Feds to Lighten up on “American Taliban” Lindh

The U.S. Justice Department announced Wednesday it is easing communication restrictions on John Walker Lindh, a Marin County man convicted of aiding the Taliban in Afghanistan as a foot solider in 2001.

Department spokesman Dean Boyd said restrictions limiting the people with whom Lindh can be in contact will expire Friday.

Lindh, 28, is now serving a 20-year sentence in a medium-security federal prison in Terre Haute, Ind., for supplying his services to the Taliban and carrying a weapon while doing so.

Lindh, a convert to Islam, joined the Taliban in Afghanistan in the summer of 2001 and was captured late that year. He pleaded guilty to the two counts in federal court in Virginia in 2002.

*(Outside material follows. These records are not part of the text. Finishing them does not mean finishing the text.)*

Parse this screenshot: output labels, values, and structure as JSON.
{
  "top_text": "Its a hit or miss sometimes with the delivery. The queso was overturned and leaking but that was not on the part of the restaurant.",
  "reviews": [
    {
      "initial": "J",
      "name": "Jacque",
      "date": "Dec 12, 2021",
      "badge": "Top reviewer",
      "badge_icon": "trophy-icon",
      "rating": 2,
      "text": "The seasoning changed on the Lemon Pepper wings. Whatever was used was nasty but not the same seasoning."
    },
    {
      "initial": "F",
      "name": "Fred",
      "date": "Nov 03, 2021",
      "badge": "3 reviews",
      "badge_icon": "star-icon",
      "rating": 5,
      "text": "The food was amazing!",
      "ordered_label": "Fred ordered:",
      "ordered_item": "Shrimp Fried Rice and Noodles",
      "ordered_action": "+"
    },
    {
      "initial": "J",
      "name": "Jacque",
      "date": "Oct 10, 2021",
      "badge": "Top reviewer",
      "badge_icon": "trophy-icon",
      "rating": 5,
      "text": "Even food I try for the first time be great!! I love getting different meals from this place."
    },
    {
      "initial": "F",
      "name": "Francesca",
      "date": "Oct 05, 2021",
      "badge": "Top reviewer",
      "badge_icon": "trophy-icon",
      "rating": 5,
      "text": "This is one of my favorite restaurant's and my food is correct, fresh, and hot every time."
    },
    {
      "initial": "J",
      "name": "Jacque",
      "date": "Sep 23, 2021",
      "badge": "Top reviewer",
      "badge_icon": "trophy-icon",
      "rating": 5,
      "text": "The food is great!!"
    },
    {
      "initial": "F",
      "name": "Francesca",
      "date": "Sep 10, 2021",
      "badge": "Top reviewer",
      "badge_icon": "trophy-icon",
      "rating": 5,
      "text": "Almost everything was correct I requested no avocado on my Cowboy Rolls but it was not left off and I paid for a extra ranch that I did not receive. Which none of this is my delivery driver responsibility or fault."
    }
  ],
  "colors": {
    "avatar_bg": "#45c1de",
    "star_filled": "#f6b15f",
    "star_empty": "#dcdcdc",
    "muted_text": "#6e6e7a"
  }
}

Boyd said Lindh is expected to be released on May 23, 2019, with credit for good conduct while in prison.

He said the restrictions, known as special administrative measures, were initially imposed by former U.S. Attorney General John Ashcroft under a policy allowing limits on contacts for inmates considered violent or a danger to national security.

Since then, Boyd said, "as the change in the perceived threat of Lindh's communications diminished, his special administrative measures have been relaxed in recent years.

"We can confirm that the special administrative measures applying to Mr. Lindh are now scheduled to expire on Friday," Boyd said.

The spokesman said he could not disclose what the restrictions were.

Lindh was the first person to be accused of terrorism-related charges in a U.S. court following the attacks of Sept. 11, 2001, and was initially accused of 10 counts, including conspiring to kill American citizens and aiding Al Qaeda.

But federal prosecutors later dropped the terrorism-related charges when he pleaded guilty to the two lesser charges. 

Lindh said at the time of his sentencing that he never intended to fight Americans and never did so, but rather intended to help Muslims in Afghanistan fight against the Northern Alliance in that country.

Lindh asked former President George W. Bush five times, beginning in 2004, to commute, or reduce his sentence, citing lesser sentences given to others later convicted of similar charges.

Boyd said Bush denied the commutation petition on Jan. 19, the day before leaving office. He said Lindh would have to file a new petition with President Obama if he wishes to continue the plea for a reduction in his prison term.

Lawyers for Lindh were not immediately available for comment.